Sim e não. Em essência, não são as redes sociais que acentuam o acirramento político no Brasil; mas elas o tornam mais presente, mais volátil, mais rapidamente o disseminam. No mundo da rede social, tudo acontece num piscar de olhos. Postei, e pronto. As conversas são rasas e o ritmo é acelerado. Tudo se “viraliza”; e tomamos posições mais emocionalmente. Tudo isso contribui para, mas não é “a” causa do acirramento político. Não há uma só causa. O acirramento tem múltiplos fatores causais e dimensões, nacionais e extra-nacionais, de toda ordem: sociais, políticos, econômicos, etc. Notamos que há uma tendência à unidimensionalização e radicalização em todos esses campos – não só aqui, mas no resto do mundo também. Precisamos cuidar disso; precisamos aprender a dialogar e dialogar muito!
Como falar sobre o momento do país sem ser agressivo?

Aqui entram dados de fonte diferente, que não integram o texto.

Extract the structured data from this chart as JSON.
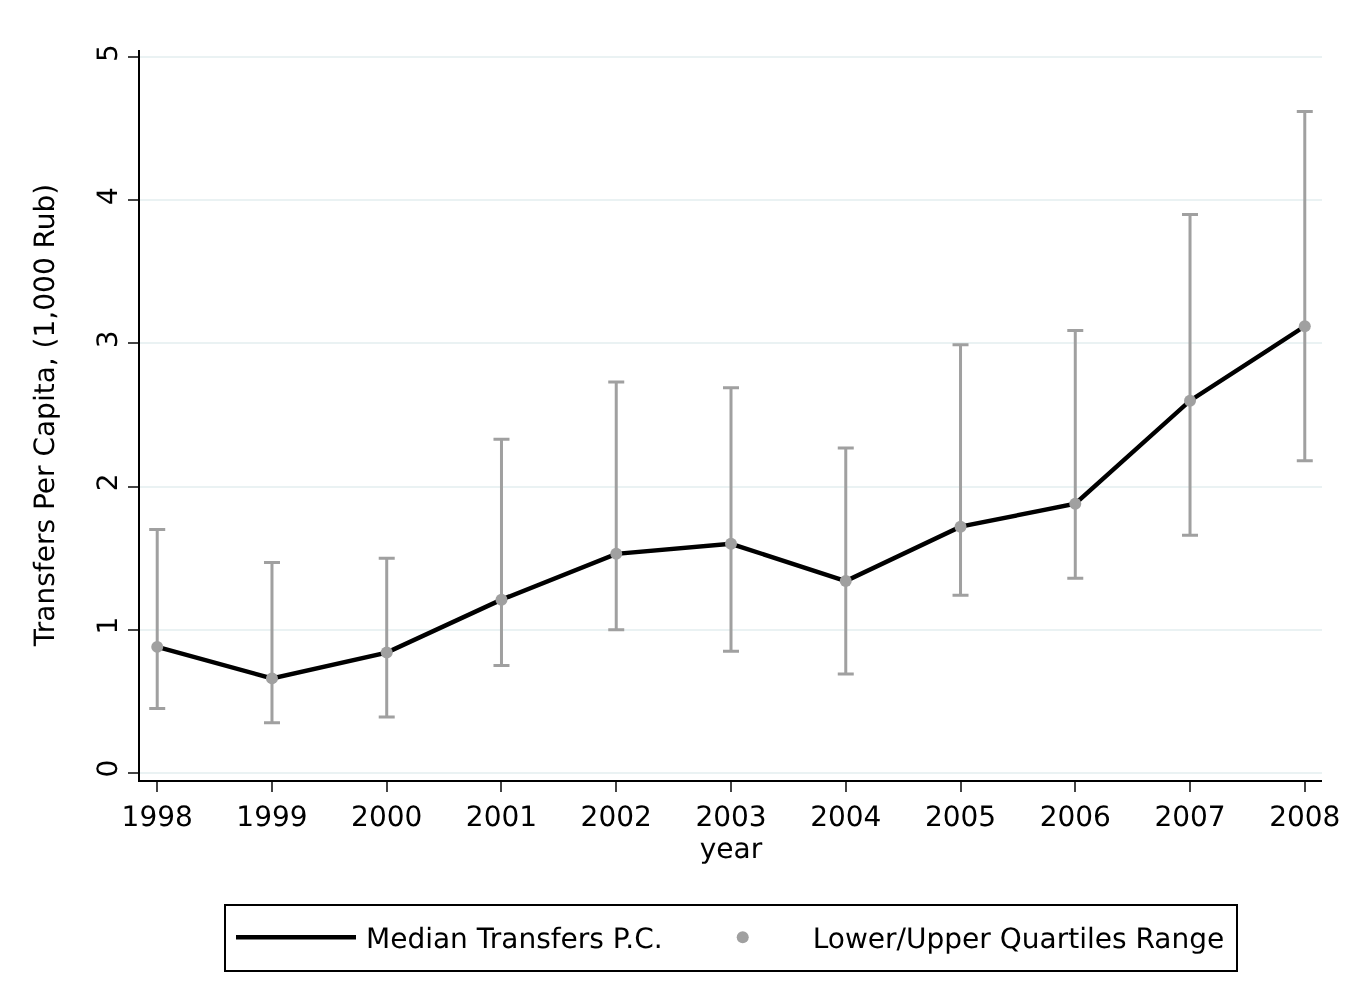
{
  "chart_data": {
    "type": "line",
    "xlabel": "year",
    "ylabel": "Transfers Per Capita, (1,000 Rub)",
    "x": [
      1998,
      1999,
      2000,
      2001,
      2002,
      2003,
      2004,
      2005,
      2006,
      2007,
      2008
    ],
    "series": [
      {
        "name": "Median Transfers P.C.",
        "color": "#000000",
        "line_style": "solid",
        "marker": "none",
        "values": [
          0.88,
          0.66,
          0.84,
          1.21,
          1.53,
          1.6,
          1.34,
          1.72,
          1.88,
          2.6,
          3.12
        ]
      },
      {
        "name": "Lower/Upper Quartiles Range",
        "color": "#a0a0a0",
        "type": "scatter",
        "marker": "circle",
        "values": [
          0.88,
          0.66,
          0.84,
          1.21,
          1.53,
          1.6,
          1.34,
          1.72,
          1.88,
          2.6,
          3.12
        ],
        "errors": [
          [
            0.45,
            1.7
          ],
          [
            0.35,
            1.47
          ],
          [
            0.39,
            1.5
          ],
          [
            0.75,
            2.33
          ],
          [
            1.0,
            2.73
          ],
          [
            0.85,
            2.69
          ],
          [
            0.69,
            2.27
          ],
          [
            1.24,
            2.99
          ],
          [
            1.36,
            3.09
          ],
          [
            1.66,
            3.9
          ],
          [
            2.18,
            4.62
          ]
        ]
      }
    ],
    "xlim": [
      1997.85,
      2008.15
    ],
    "xticks": [
      1998,
      1999,
      2000,
      2001,
      2002,
      2003,
      2004,
      2005,
      2006,
      2007,
      2008
    ],
    "ylim": [
      -0.05,
      5.05
    ],
    "yticks": [
      0,
      1,
      2,
      3,
      4,
      5
    ],
    "grid": "y",
    "legend": "bottom"
  }
}
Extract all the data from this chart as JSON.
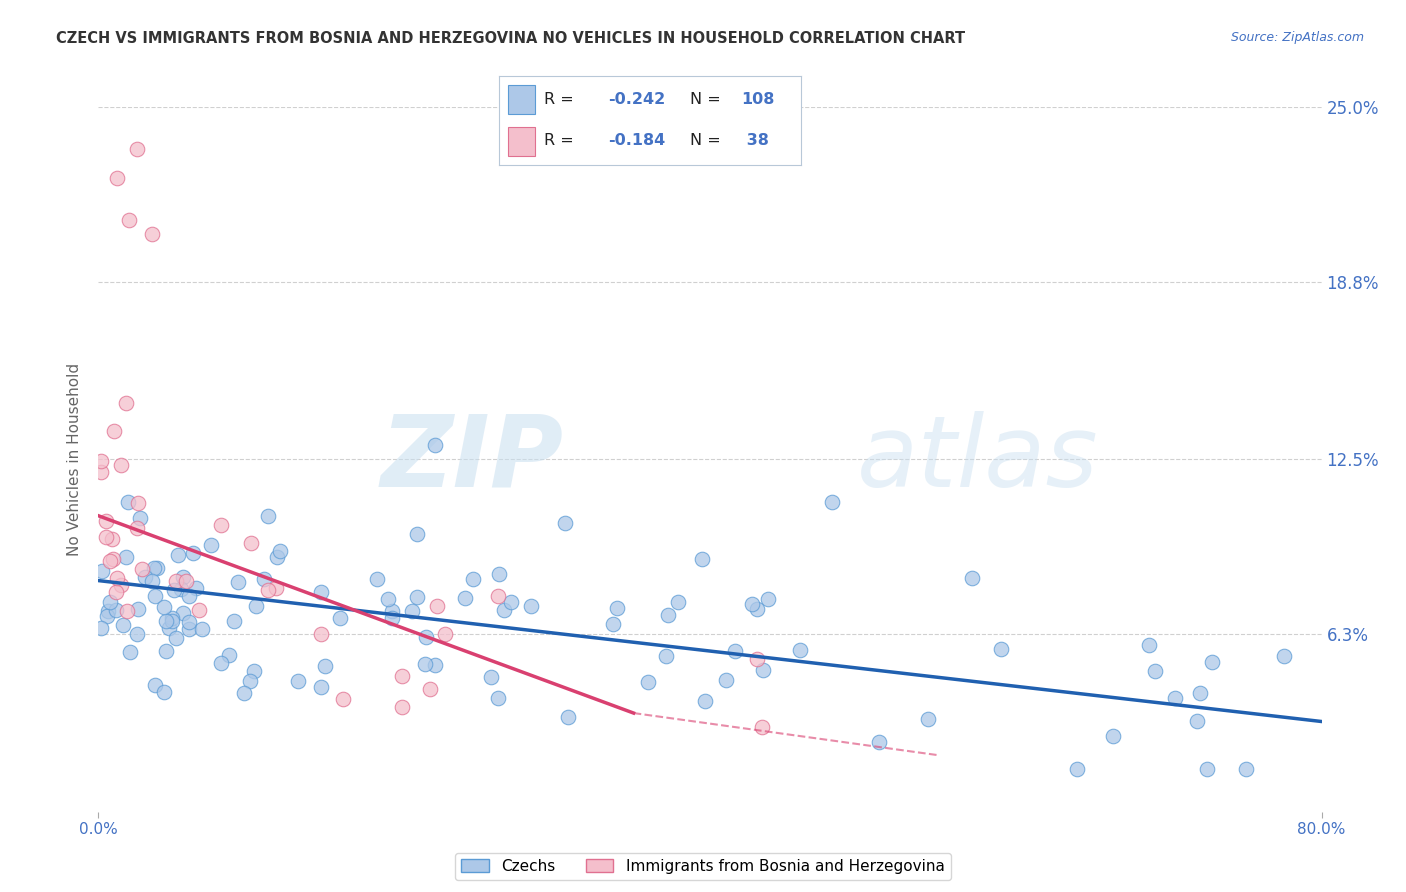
{
  "title": "CZECH VS IMMIGRANTS FROM BOSNIA AND HERZEGOVINA NO VEHICLES IN HOUSEHOLD CORRELATION CHART",
  "source": "Source: ZipAtlas.com",
  "ylabel": "No Vehicles in Household",
  "x_min": 0.0,
  "x_max": 80.0,
  "y_min": 0.0,
  "y_max": 25.0,
  "y_ticks": [
    6.3,
    12.5,
    18.8,
    25.0
  ],
  "x_ticks": [
    0.0,
    80.0
  ],
  "blue_R": -0.242,
  "blue_N": 108,
  "pink_R": -0.184,
  "pink_N": 38,
  "blue_color": "#adc8e8",
  "blue_edge_color": "#5b9bd5",
  "blue_line_color": "#2060b0",
  "pink_color": "#f4bfcc",
  "pink_edge_color": "#e07090",
  "pink_line_color": "#d94070",
  "legend_label_blue": "Czechs",
  "legend_label_pink": "Immigrants from Bosnia and Herzegovina",
  "watermark_zip": "ZIP",
  "watermark_atlas": "atlas",
  "title_color": "#333333",
  "axis_label_color": "#666666",
  "tick_color": "#4472c4",
  "grid_color": "#d0d0d0",
  "background_color": "#ffffff",
  "blue_trend_x0": 0.0,
  "blue_trend_y0": 8.2,
  "blue_trend_x1": 80.0,
  "blue_trend_y1": 3.2,
  "pink_trend_x0": 0.0,
  "pink_trend_y0": 10.5,
  "pink_trend_x1": 35.0,
  "pink_trend_y1": 3.5,
  "pink_dash_x0": 35.0,
  "pink_dash_y0": 3.5,
  "pink_dash_x1": 55.0,
  "pink_dash_y1": 2.0
}
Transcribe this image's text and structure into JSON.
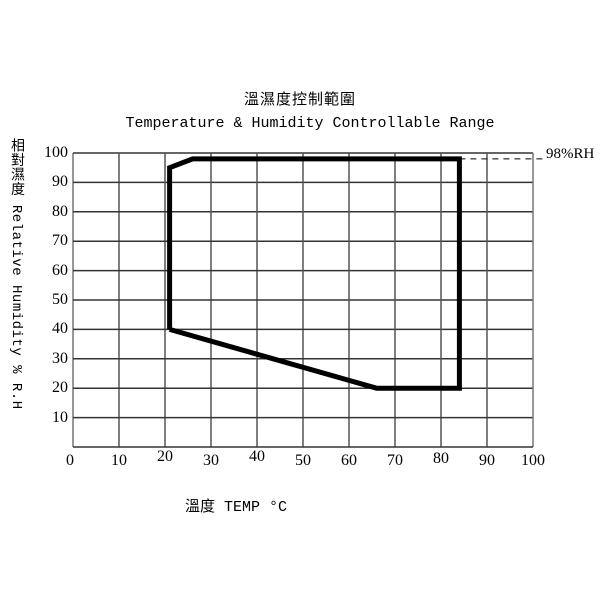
{
  "chart_data": {
    "type": "area",
    "title": "溫濕度控制範圍",
    "subtitle": "Temperature & Humidity Controllable Range",
    "xlabel": "溫度 TEMP °C",
    "ylabel": "相對濕度 Relative Humidity % R.H",
    "xlim": [
      0,
      100
    ],
    "ylim": [
      0,
      100
    ],
    "x_ticks": [
      "0",
      "10",
      "20",
      "30",
      "40",
      "50",
      "60",
      "70",
      "80",
      "90",
      "100"
    ],
    "y_ticks": [
      "100",
      "90",
      "80",
      "70",
      "60",
      "50",
      "40",
      "30",
      "20",
      "10"
    ],
    "grid": true,
    "series": [
      {
        "name": "Controllable Range",
        "points": [
          [
            21,
            40
          ],
          [
            21,
            95
          ],
          [
            26,
            98
          ],
          [
            84,
            98
          ],
          [
            84,
            20
          ],
          [
            66,
            20
          ],
          [
            21,
            40
          ]
        ]
      }
    ],
    "annotations": [
      {
        "text": "98%RH",
        "y": 98,
        "style": "dashed reference line"
      }
    ]
  }
}
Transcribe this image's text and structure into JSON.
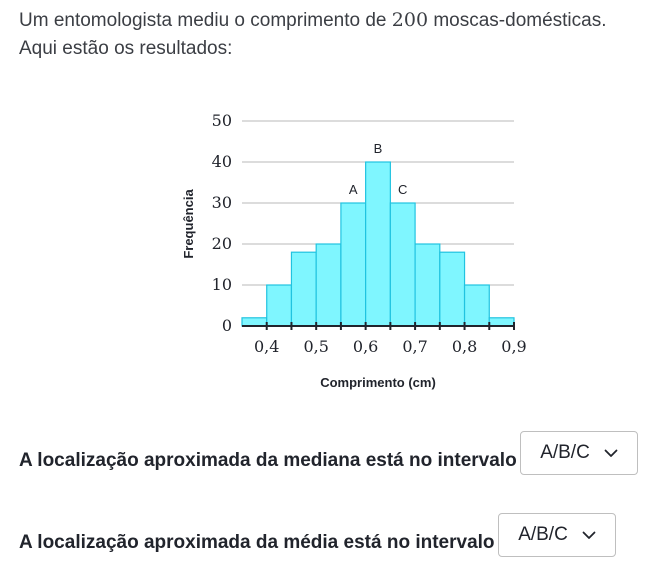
{
  "intro": {
    "line1_before": "Um entomologista mediu o comprimento de ",
    "count": "200",
    "line1_after": " moscas-domésticas.",
    "line2": "Aqui estão os resultados:"
  },
  "chart_data": {
    "type": "bar",
    "xlabel": "Comprimento (cm)",
    "ylabel": "Frequência",
    "ylim": [
      0,
      50
    ],
    "y_ticks": [
      "0",
      "10",
      "20",
      "30",
      "40",
      "50"
    ],
    "x_ticks": [
      "0,4",
      "0,5",
      "0,6",
      "0,7",
      "0,8",
      "0,9"
    ],
    "grid": true,
    "bin_width": 0.05,
    "bins": [
      {
        "start": 0.35,
        "end": 0.4,
        "value": 2,
        "label": ""
      },
      {
        "start": 0.4,
        "end": 0.45,
        "value": 10,
        "label": ""
      },
      {
        "start": 0.45,
        "end": 0.5,
        "value": 18,
        "label": ""
      },
      {
        "start": 0.5,
        "end": 0.55,
        "value": 20,
        "label": ""
      },
      {
        "start": 0.55,
        "end": 0.6,
        "value": 30,
        "label": "A"
      },
      {
        "start": 0.6,
        "end": 0.65,
        "value": 40,
        "label": "B"
      },
      {
        "start": 0.65,
        "end": 0.7,
        "value": 30,
        "label": "C"
      },
      {
        "start": 0.7,
        "end": 0.75,
        "value": 20,
        "label": ""
      },
      {
        "start": 0.75,
        "end": 0.8,
        "value": 18,
        "label": ""
      },
      {
        "start": 0.8,
        "end": 0.85,
        "value": 10,
        "label": ""
      },
      {
        "start": 0.85,
        "end": 0.9,
        "value": 2,
        "label": ""
      }
    ],
    "bar_color": "#7ff6ff",
    "bar_stroke": "#21c3e0"
  },
  "questions": [
    {
      "text": "A localização aproximada da mediana está no intervalo",
      "dropdown": "A/B/C"
    },
    {
      "text": "A localização aproximada da média está no intervalo",
      "dropdown": "A/B/C"
    }
  ]
}
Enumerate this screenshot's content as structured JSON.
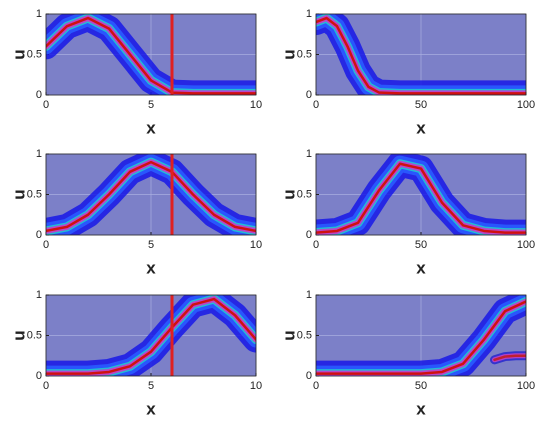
{
  "chart_data": [
    {
      "type": "line",
      "xlabel": "x",
      "ylabel": "u",
      "xlim": [
        0,
        10
      ],
      "ylim": [
        0,
        1
      ],
      "xticks": [
        0,
        5,
        10
      ],
      "yticks": [
        0,
        0.5,
        1
      ],
      "grid": true,
      "background": "#7c80c8",
      "marker_x": 6,
      "marker_color": "#e02020",
      "x": [
        0,
        1,
        2,
        3,
        4,
        5,
        6,
        7,
        8,
        9,
        10
      ],
      "series": [
        {
          "color": "#d01010",
          "values": [
            0.6,
            0.85,
            0.95,
            0.82,
            0.5,
            0.18,
            0.03,
            0.02,
            0.02,
            0.02,
            0.02
          ]
        }
      ]
    },
    {
      "type": "line",
      "xlabel": "x",
      "ylabel": "u",
      "xlim": [
        0,
        100
      ],
      "ylim": [
        0,
        1
      ],
      "xticks": [
        0,
        50,
        100
      ],
      "yticks": [
        0,
        0.5,
        1
      ],
      "grid": true,
      "background": "#7c80c8",
      "x": [
        0,
        5,
        10,
        15,
        20,
        25,
        30,
        40,
        50,
        60,
        70,
        80,
        90,
        100
      ],
      "series": [
        {
          "color": "#d01010",
          "values": [
            0.9,
            0.95,
            0.85,
            0.6,
            0.3,
            0.1,
            0.03,
            0.02,
            0.02,
            0.02,
            0.02,
            0.02,
            0.02,
            0.02
          ]
        }
      ]
    },
    {
      "type": "line",
      "xlabel": "x",
      "ylabel": "u",
      "xlim": [
        0,
        10
      ],
      "ylim": [
        0,
        1
      ],
      "xticks": [
        0,
        5,
        10
      ],
      "yticks": [
        0,
        0.5,
        1
      ],
      "grid": true,
      "background": "#7c80c8",
      "marker_x": 6,
      "marker_color": "#e02020",
      "x": [
        0,
        1,
        2,
        3,
        4,
        5,
        6,
        7,
        8,
        9,
        10
      ],
      "series": [
        {
          "color": "#d01010",
          "values": [
            0.05,
            0.1,
            0.25,
            0.5,
            0.78,
            0.9,
            0.78,
            0.5,
            0.25,
            0.1,
            0.05
          ]
        }
      ]
    },
    {
      "type": "line",
      "xlabel": "x",
      "ylabel": "u",
      "xlim": [
        0,
        100
      ],
      "ylim": [
        0,
        1
      ],
      "xticks": [
        0,
        50,
        100
      ],
      "yticks": [
        0,
        0.5,
        1
      ],
      "grid": true,
      "background": "#7c80c8",
      "x": [
        0,
        10,
        20,
        30,
        40,
        50,
        60,
        70,
        80,
        90,
        100
      ],
      "series": [
        {
          "color": "#d01010",
          "values": [
            0.03,
            0.05,
            0.15,
            0.55,
            0.88,
            0.82,
            0.4,
            0.12,
            0.05,
            0.03,
            0.03
          ]
        }
      ]
    },
    {
      "type": "line",
      "xlabel": "x",
      "ylabel": "u",
      "xlim": [
        0,
        10
      ],
      "ylim": [
        0,
        1
      ],
      "xticks": [
        0,
        5,
        10
      ],
      "yticks": [
        0,
        0.5,
        1
      ],
      "grid": true,
      "background": "#7c80c8",
      "marker_x": 6,
      "marker_color": "#e02020",
      "x": [
        0,
        1,
        2,
        3,
        4,
        5,
        6,
        7,
        8,
        9,
        10
      ],
      "series": [
        {
          "color": "#d01010",
          "values": [
            0.03,
            0.03,
            0.03,
            0.05,
            0.12,
            0.3,
            0.6,
            0.88,
            0.95,
            0.75,
            0.45
          ]
        }
      ]
    },
    {
      "type": "line",
      "xlabel": "x",
      "ylabel": "u",
      "xlim": [
        0,
        100
      ],
      "ylim": [
        0,
        1
      ],
      "xticks": [
        0,
        50,
        100
      ],
      "yticks": [
        0,
        0.5,
        1
      ],
      "grid": true,
      "background": "#7c80c8",
      "x": [
        0,
        10,
        20,
        30,
        40,
        50,
        60,
        70,
        80,
        90,
        100
      ],
      "series": [
        {
          "color": "#d01010",
          "values": [
            0.03,
            0.03,
            0.03,
            0.03,
            0.03,
            0.03,
            0.05,
            0.15,
            0.45,
            0.8,
            0.92
          ]
        },
        {
          "color": "#c02030",
          "x": [
            85,
            90,
            95,
            100
          ],
          "values": [
            0.2,
            0.24,
            0.25,
            0.25
          ]
        }
      ]
    }
  ]
}
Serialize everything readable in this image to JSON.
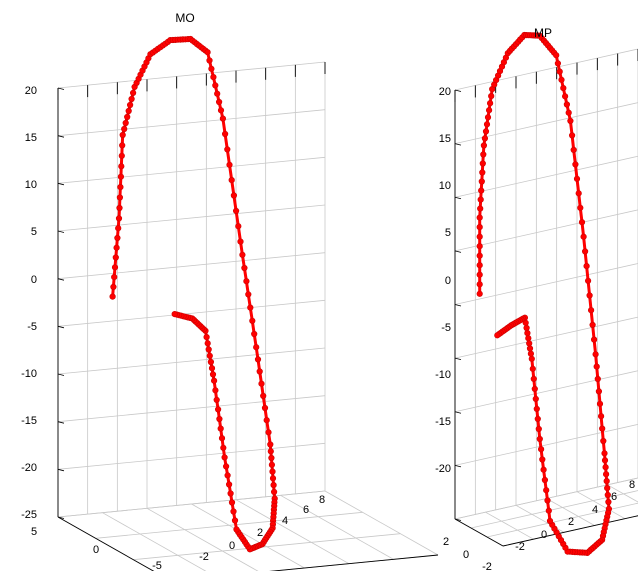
{
  "chart_data": [
    {
      "type": "line3d",
      "title": "MO",
      "zlim": [
        -25,
        20
      ],
      "z_ticks": [
        "20",
        "15",
        "10",
        "5",
        "0",
        "-5",
        "-10",
        "-15",
        "-20",
        "-25"
      ],
      "x_ticks": [
        "5",
        "0",
        "-5"
      ],
      "y_ticks": [
        "-2",
        "0",
        "2",
        "4",
        "6",
        "8"
      ],
      "grid": true,
      "color": "#ff0000",
      "marker": "circle",
      "series": [
        {
          "values": [
            [
              3.8,
              -2.0,
              -1.5
            ],
            [
              3.6,
              -1.8,
              6.8
            ],
            [
              4.0,
              -1.4,
              15.2
            ],
            [
              4.4,
              -0.6,
              19.8
            ],
            [
              5.0,
              0.5,
              22.6
            ],
            [
              5.6,
              1.8,
              23.4
            ],
            [
              6.0,
              3.0,
              23.0
            ],
            [
              6.3,
              4.0,
              21.2
            ],
            [
              6.4,
              4.8,
              14.0
            ],
            [
              6.3,
              5.6,
              1.0
            ],
            [
              6.0,
              6.2,
              -10.0
            ],
            [
              5.3,
              6.5,
              -19.8
            ],
            [
              4.0,
              6.0,
              -24.5
            ],
            [
              2.0,
              4.8,
              -26.0
            ],
            [
              0.0,
              3.2,
              -26.0
            ],
            [
              -1.8,
              1.6,
              -25.0
            ],
            [
              -2.8,
              0.4,
              -22.0
            ],
            [
              -3.2,
              -0.4,
              -14.0
            ],
            [
              -3.0,
              -0.8,
              -6.0
            ],
            [
              -2.6,
              -1.0,
              -1.0
            ],
            [
              -1.8,
              -1.2,
              -0.2
            ],
            [
              -0.6,
              -1.4,
              -0.5
            ]
          ]
        }
      ]
    },
    {
      "type": "line3d",
      "title": "MP",
      "zlim": [
        -20,
        20
      ],
      "z_ticks": [
        "20",
        "15",
        "10",
        "5",
        "0",
        "-5",
        "-10",
        "-15",
        "-20"
      ],
      "x_ticks": [
        "2",
        "0",
        "-2"
      ],
      "y_ticks": [
        "-2",
        "0",
        "2",
        "4",
        "6",
        "8"
      ],
      "grid": true,
      "color": "#ff0000",
      "marker": "circle",
      "series": [
        {
          "values": [
            [
              1.2,
              -2.2,
              1.4
            ],
            [
              1.2,
              -2.2,
              8.5
            ],
            [
              1.4,
              -1.8,
              15.0
            ],
            [
              1.8,
              -1.0,
              19.8
            ],
            [
              2.4,
              0.4,
              22.4
            ],
            [
              2.9,
              1.8,
              23.4
            ],
            [
              3.2,
              3.0,
              22.8
            ],
            [
              3.4,
              4.2,
              20.5
            ],
            [
              3.5,
              5.2,
              14.0
            ],
            [
              3.4,
              6.0,
              3.0
            ],
            [
              3.1,
              6.6,
              -8.0
            ],
            [
              2.5,
              6.8,
              -17.0
            ],
            [
              1.4,
              6.4,
              -21.5
            ],
            [
              0.2,
              5.2,
              -23.4
            ],
            [
              -0.8,
              3.6,
              -23.6
            ],
            [
              -1.6,
              1.8,
              -22.5
            ],
            [
              -2.0,
              0.4,
              -19.0
            ],
            [
              -2.2,
              -0.4,
              -11.0
            ],
            [
              -2.0,
              -0.8,
              -3.5
            ],
            [
              -1.6,
              -1.0,
              0.2
            ],
            [
              -0.8,
              -1.4,
              -0.8
            ],
            [
              0.0,
              -1.8,
              -2.0
            ]
          ]
        }
      ]
    }
  ]
}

Difícil, não é? O momento de acirramento que vivemos envolve de maneira importante um recrudescimento das emoções. Não é a razão que radicaliza; não é que percebi uma verdade importante para todos, que quero compartilhar com todos. O que me leva ao acirramento é o fato de sentir-me ameaçado em minhas crenças. Por que eu me sinto ameaçado em minhas crenças? De novo, por muitos fatores… porque minha educação me ensinou assim… porque o “ethos”, a ética deste momento, e a organização sistêmica do nosso mundo agora parece acreditar que é melhor crer em uma só coisa e conflitar-se com aquilo que é diferente… quando sabemos, na verdade já sabemos muito bem sabido, que a grande riqueza está na diversidade. Os sistemas vivos mais fortes são aqueles que contam com a maior diversidade. é fato… E fico agressivo também porque eu não refleti de maneira aberta a respeito dessas minhas crenças. Ficar agressivo é sinal de fraqueza, não de força. Qualquer um que reflita sobre aquilo em que crê pode perceber que o que confere força às suas crenças é a autenticidade, não o dogmatismo. é que elas vêm de dentro de mim porque estou aberto, não porque tento enfiá-las goela abaixo – minha goela, ou a do outro, tanto faz. Isso é ser agressivo.Passamos por um momento difícil, no país e fora dele. é preciso abrir a cabeça. é preciso enxergar o outro. é preciso entender que aquele que pensa diferente de mim também tem suas razões – e DIALOGAR! Vemos líderes radicais sendo cada vez mais populares – como por exemplo, nos EUA, com Donald Trump vencendo primárias pelo partido Republicano… a ética dele é excluir os diferentes. Talvez seja mais fácil dar vazão à raiva do que admitir a diferença – de igual para igual…Se cuidarmos de cultivar uma outra ética, a do respeito às diferenças, não há necessidade de agressão. A agressividade deixa de ter sentido.Por que não fazemos isso antes das guerras? Por que nos deixamos arrastar por elas? Por que recorremos à agressividade? Sempre há outra saída. Ela é muito mais inteligente, mas mais trabalhosa também.